About André França's works



Concerning Existence...

André França’s images concern existence, occupancy and the perception of a passerby. Throughout his series, there is an awareness of separation in time and space; the photographs ignite a sense of a fleeting reality and address the temporal nature of our lives. We are presented with a very matter-of-fact kind of photograph which França has described as “a small whirlpool of imprisoned time.” Memory is an ephemeral sense and the images bring us back to a time, not for a confirmation of anything but as a reminder of what is not true.

We are never confronted with faces, only the markings left by humans and nature. Whether it is an overgrown façade or the fading body of a well known icon, França leaves room for interpretation and emotion. He raises the question of time and untimely death, homes turned derelict, and a hint of the general public’s discernment of these passing actions. He photographs from a certain distance to make the viewer feel like a voyeur, privy to the information only present in these photographs as if everything has since disintegrated.
[Oct/2011]

Frances Jakubek
Associate Director at the Griffin Museum of Photography in Winchester, Massachusetts, USA.



Faded Dreams

Some time ago, I attended the Annenberg Space for Photography's exhibition, Beauty CULTure, in Los Angeles, a city and culture known for beautiful women, whether real or enhanced. The exhibition got me thinking about the work of André França, a Brazilian photographer, who has created a project titled Vanishing. His images at first glance are disturbing—images of women seemingly tossed aside, traumatized and neutralized, left without protection and identification. At the same time, there is a beauty to these totems, frozen in time and vanishing from sight.

As a female, I interpret his work in a variety of ways. For me, it's about loss, about becoming invisible, about our youth centric culture and the desire to turn back time. As a child, these dolls were templates for my future womanhood, offering me fashion and beauty ideals, and looking at André’s images, I feel like these totems are fading, frozen in time and inaccessible to future interaction, as if it is time to move away from those impossible-to-achieve symbols for perfection.

But, more importantly, the work also reminds me those who were lost to neglect, abuse and murder. The work is a powerful statement about the lack of reverence for women around the globe. The photographs reveal women simply objects to be discarded and dismissed, nameless and faceless, turned away and face down. His work provokes an important conversation about power, sex, and control.

I bring all these interpretations to the work because André doesn't have a statement for this project, as he prefers to have the viewer bring their own reactions to the work. Vanishing makes me long for a heatwave, for a melting and releasing of these trapped souls, but they also make me want to work harder to protect and honor women who have no voice.
[Feb/2013].

Aline Smithson
Editor of Lenscratch, Curator, and Photographer, Los Angeles, USA.

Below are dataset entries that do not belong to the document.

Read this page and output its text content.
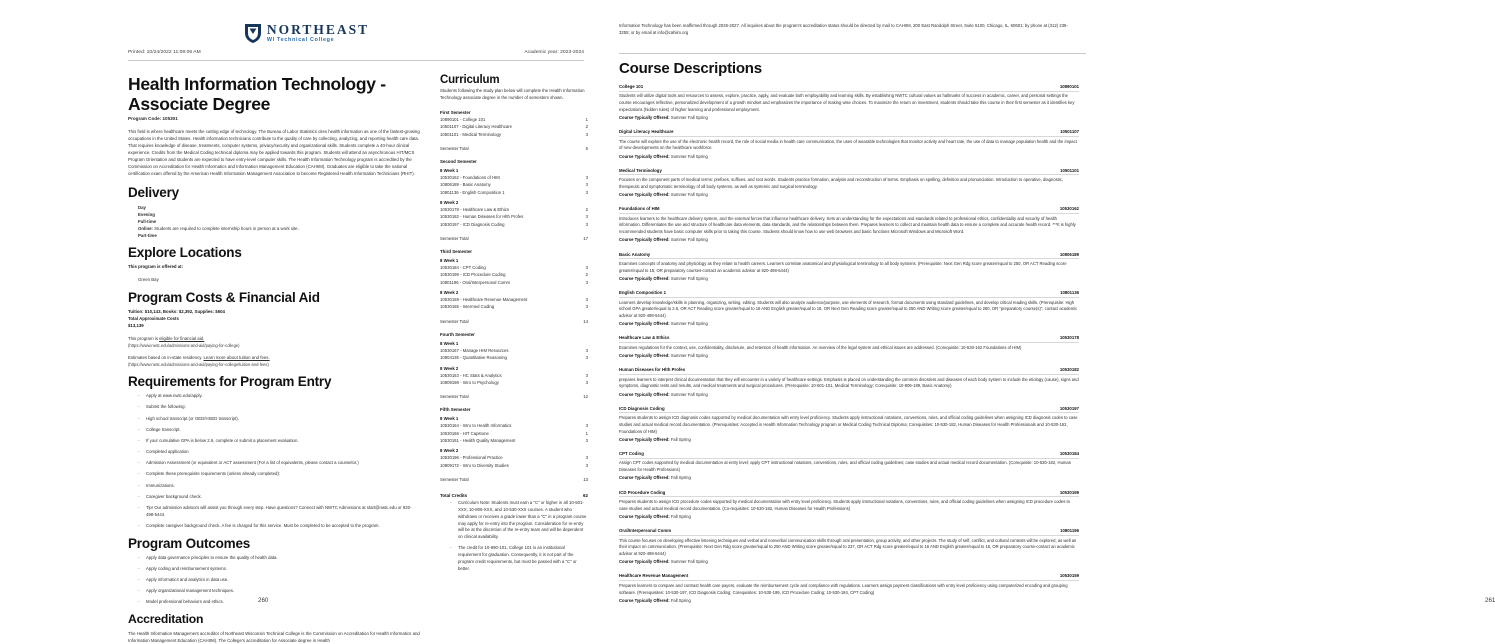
NORTHEAST
WI Technical College
Printed: 10/24/2022 11:09:06 AM	Academic year: 2023-2024
Health Information Technology - Associate Degree
Program Code: 105301

This field is where healthcare meets the cutting edge of technology. The Bureau of Labor Statistics cites health information as one of the fastest-growing occupations in the United States. Health information technicians contribute to the quality of care by collecting, analyzing, and reporting health care data. That requires knowledge of disease, treatments, computer systems, privacy/security and organizational skills. Students complete a 40-hour clinical experience. Credits from the Medical Coding technical diploma may be applied towards this program. Students will attend an asynchronous HIT/MCS Program Orientation and students are expected to have entry-level computer skills. The Health Information Technology program is accredited by the Commission on Accreditation for Health Informatics and Information Management Education (CAHIIM). Graduates are eligible to take the national certification exam offered by the American Health Information Management Association to become Registered Health Information Technicians (RHIT).

Delivery
Day
Evening
Full-time
Online: Students are required to complete internship hours in person at a work site.
Part-time
Explore Locations
This program is offered at:
Green Bay
Program Costs & Financial Aid
Tuition: $10,143, Books: $2,392, Supplies: $604
Total Approximate Costs
$13,139
This program is eligible for financial aid.
(https://www.nwtc.edu/admissions-and-aid/paying-for-college)
Estimates based on in-state residency. Learn more about tuition and fees.
(https://www.nwtc.edu/admissions-and-aid/paying-for-college/tuition-and-fees)
Requirements for Program Entry
- Apply at www.nwtc.edu/apply.
- Submit the following:
- High school transcript (or GED/HSED transcript).
- College transcript.
- If your cumulative GPA is below 2.6, complete or submit a placement evaluation.
- Completed application.
- Admission Assessment (or equivalent or ACT assessment (For a list of equivalents, please contact a counselor.)
- Complete these prerequisite requirements (unless already completed):
- Immunizations.
- Caregiver background check.
- Tip! Our admission advisors will assist you through every step. Have questions? Connect with NWTC Admissions at start@nwtc.edu or 920-498-5444.
- Complete caregiver background check. A fee is charged for this service. Must be completed to be accepted to the program.
Program Outcomes
- Apply data governance principles to ensure the quality of health data.
- Apply coding and reimbursement systems.
- Apply informatics and analytics in data use.
- Apply organizational management techniques.
- Model professional behaviors and ethics.
Accreditation

The Health Information Management accreditor of Northeast Wisconsin Technical College is the Commission on Accreditation for Health Informatics and Information Management Education (CAHIIM). The College's accreditation for Associate degree in Health

Curriculum
Students following the study plan below will complete the Health Information Technology associate degree in the number of semesters shown.
First Semester
10890101 - College 101	1
10501107 - Digital Literacy Healthcare	2
10501101 - Medical Terminology	3
Semester Total	6
Second Semester
8 Week 1
10530162 - Foundations of HIM	3
10806189 - Basic Anatomy	3
10801136 - English Composition 1	3
8 Week 2
10530178 - Healthcare Law & Ethics	2
10530182 - Human Diseases for Hlth Profes	3
10530197 - ICD Diagnosis Coding	3
Semester Total	17
Third Semester
8 Week 1
10530184 - CPT Coding	3
10530199 - ICD Procedure Coding	2
10801196 - Oral/Interpersonal Comm	3
8 Week 2
10530159 - Healthcare Revenue Management	3
10530165 - Intermed Coding	3
Semester Total	14
Fourth Semester
8 Week 1
10530167 - Manage HIM Resources	3
10804135 - Quantitative Reasoning	3
8 Week 2
10530163 - HC Stats & Analytics	3
10809198 - Intro to Psychology	3
Semester Total	12
Fifth Semester
8 Week 1
10530164 - Intro to Health Informatics	3
10530166 - HIT Capstone	1
10530161 - Health Quality Management	3
8 Week 2
10530196 - Professional Practice	3
10809172 - Intro to Diversity Studies	3
Semester Total	13
Total Credits	62
- Curriculum Note: Students must earn a "C" or higher in all 10-501-XXX, 10-806-XXX, and 10-530-XXX courses. A student who withdraws or receives a grade lower than a "C" in a program course may apply for re-entry into the program. Consideration for re-entry will be at the discretion of the re-entry team and will be dependent on clinical availability.
- The credit for 10-890-101, College 101 is an institutional requirement for graduation. Consequently, it is not part of the program credit requirements, but must be passed with a "C" or better.
260
Information Technology has been reaffirmed through 2026-2027. All inquiries about the program's accreditation status should be directed by mail to CAHIIM, 200 East Randolph Street, Suite 5100, Chicago, IL, 60601; by phone at (312) 235-3255; or by email at info@cahiim.org
Course Descriptions
College 101	10890101
Students will utilize digital tools and resources to assess, explore, practice, apply, and evaluate both employability and learning skills. By establishing NWTC cultural values as hallmarks of success in academic, career, and personal settings the course encourages reflective, personalized development of a growth mindset and emphasizes the importance of making wise choices. To maximize the return on investment, students should take this course in their first semester as it identifies key expectations (hidden rules) of higher learning and professional employment.
Course Typically Offered: Summer Fall Spring
Digital Literacy Healthcare	10501107
The course will explore the use of the electronic health record, the role of social media in health care communication, the uses of wearable technologies that monitor activity and heart rate, the use of data to manage population health and the impact of new developments on the healthcare workforce.
Course Typically Offered: Summer Fall Spring
Medical Terminology	10501101
Focuses on the component parts of medical terms: prefixes, suffixes, and root words. Students practice formation, analysis and reconstruction of terms. Emphasis on spelling, definition and pronunciation. Introduction to operative, diagnostic, therapeutic and symptomatic terminology of all body systems, as well as systemic and surgical terminology.
Course Typically Offered: Summer Fall Spring
Foundations of HIM	10530162
Introduces learners to the healthcare delivery system, and the external forces that influence healthcare delivery. Sets an understanding for the expectations and standards related to professional ethics, confidentiality and security of health information. Differentiates the use and structure of healthcare data elements, data standards, and the relationships between them. Prepares learners to collect and maintain health data to ensure a complete and accurate health record. ***It is highly recommended students have basic computer skills prior to taking this course. Students should know how to use web browsers and basic functions Microsoft Windows and Microsoft Word.
Course Typically Offered: Summer Fall Spring
Basic Anatomy	10806189
Examines concepts of anatomy and physiology as they relate to health careers. Learners correlate anatomical and physiological terminology to all body systems. (Prerequisite: Next Gen Rdg score greater/equal to 250, OR ACT Reading score greater/equal to 15; OR preparatory courses-contact an academic advisor at 920-498-5444)
Course Typically Offered: Summer Fall Spring
English Composition 1	10801136
Learners develop knowledge/skills in planning, organizing, writing, editing. Students will also analyze audience/purpose, use elements of research, format documents using standard guidelines, and develop critical reading skills. (Prerequisite: High school GPA greater/equal to 2.6, OR ACT Reading score greater/equal to 16 AND English greater/equal to 18, OR Next Gen Reading score greater/equal to 250 AND Writing score greater/equal to 260, OR "preparatory course(s)", contact academic advisor at 920-498-5444)
Course Typically Offered: Summer Fall Spring
Healthcare Law & Ethics	10530178
Examines regulations for the context, use, confidentiality, disclosure, and retention of health information. An overview of the legal system and ethical issues are addressed. (Corequisite: 10-530-162 Foundations of HIM)
Course Typically Offered: Summer Fall Spring
Human Diseases for Hlth Profes	10530182
prepares learners to interpret clinical documentation that they will encounter in a variety of healthcare settings. Emphasis is placed on understanding the common disorders and diseases of each body system to include the etiology (cause), signs and symptoms, diagnostic tests and results, and medical treatments and surgical procedures. (Prerequisite: 10-501-101, Medical Terminology; Corequisite: 10-806-189, Basic Anatomy)
Course Typically Offered: Summer Fall Spring
ICD Diagnosis Coding	10530197
Prepares students to assign ICD diagnosis codes supported by medical documentation with entry level proficiency. Students apply instructional notations, conventions, rules, and official coding guidelines when assigning ICD diagnosis codes to case studies and actual medical record documentation. (Prerequisites: Accepted in Health Information Technology program or Medical Coding Technical Diploma; Corequisites: 10-530-182, Human Diseases for Health Professionals and 10-530-162, Foundations of HIM)
Course Typically Offered: Fall Spring
CPT Coding	10530184
Assign CPT codes supported by medical documentation at entry level; apply CPT instructional notations, conventions, rules, and official coding guidelines; case studies and actual medical record documentation. (Corequisite: 10-530-182, Human Diseases for Health Professions)
Course Typically Offered: Fall Spring
ICD Procedure Coding	10530199
Prepares students to assign ICD procedure codes supported by medical documentation with entry level proficiency. Students apply instructional notations, conventions, rules, and official coding guidelines when assigning ICD procedure codes to case studies and actual medical record documentation. (Co-requisites: 10-530-182, Human Diseases for Health Professions)
Course Typically Offered: Fall Spring
Oral/Interpersonal Comm	10801196
This course focuses on developing effective listening techniques and verbal and nonverbal communication skills through oral presentation, group activity, and other projects. The study of self, conflict, and cultural contexts will be explored, as well as their impact on communication. (Prerequisite: Next Gen Rdg score greater/equal to 250 AND Writing score greater/equal to 237, OR ACT Rdg score greater/equal to 16 AND English greater/equal to 16, OR preparatory course-contact an academic advisor at 920-498-5444)
Course Typically Offered: Summer Fall Spring
Healthcare Revenue Management	10530159
Prepares learners to compare and contrast health care payers, evaluate the reimbursement cycle and compliance with regulations. Learners assign payment classifications with entry level proficiency using computerized encoding and grouping software. (Prerequisites: 10-530-197, ICD Diagnosis Coding; Corequisites: 10-530-199, ICD Procedure Coding; 10-530-184, CPT Coding)
Course Typically Offered: Fall Spring	261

Text about the Vanishing (2010) series.



The series by André França revisits a specific type of still life: vanitas, an allegoric variety of still life in which the objects represented evoke the transitory aspect of human life and material things. This denomination refers to the famous Latin verse of the Ecclesiastes, “vanitas vanitatum, et omnia vanitas”, translated as “vanity of vanities, all is vanity”. Usually, vanitas presents watches, books, jewelry, coins and other objects that refer to the transitory values of mankind. Traditionally, the presence of a skull explicitly alludes to the idea of death or memento mori (“remember you shall die”), reinforcing the finitude of our existence before any worldly concerns.
[Jul/2010]

Alejandra Muñoz
Critic, curator and professor of History of Art at the Federal University of Bahia, Brazil.

Read the full text about the Vanishing (2010) series.



Using a term made famous by Barthes, I would say that the punctum in these photographs lies in their peculiar use of the human figure. This statement may sound a bit odd - after all, obviously no one is portrayed in these pictures. They all document empty spaces, old houses, abandoned places. But it is also obvious that right there, where there is no one to be seen, there has been someone: someone walked through a door, exhausted after a working day; someone leaned over a window, casually observing passers-by; someone sat on a couch and waited anxiously into the night. He who smiled, he who feared, she who desired, she who felt warm, they who celebrated, those who lied and those who kept secrets - they are all here, in these photographs, displaying what will be left of us in the future: a few erratic traces, semi-legible words in a chaotic palimpsest, and sketches of incomplete narratives.
[Apr/2008]

Antonio Marcos Pereira
Literary critic and Professor, Universidade Federal da Bahia, Brazil.

Text about the Houses and Time (2004) series.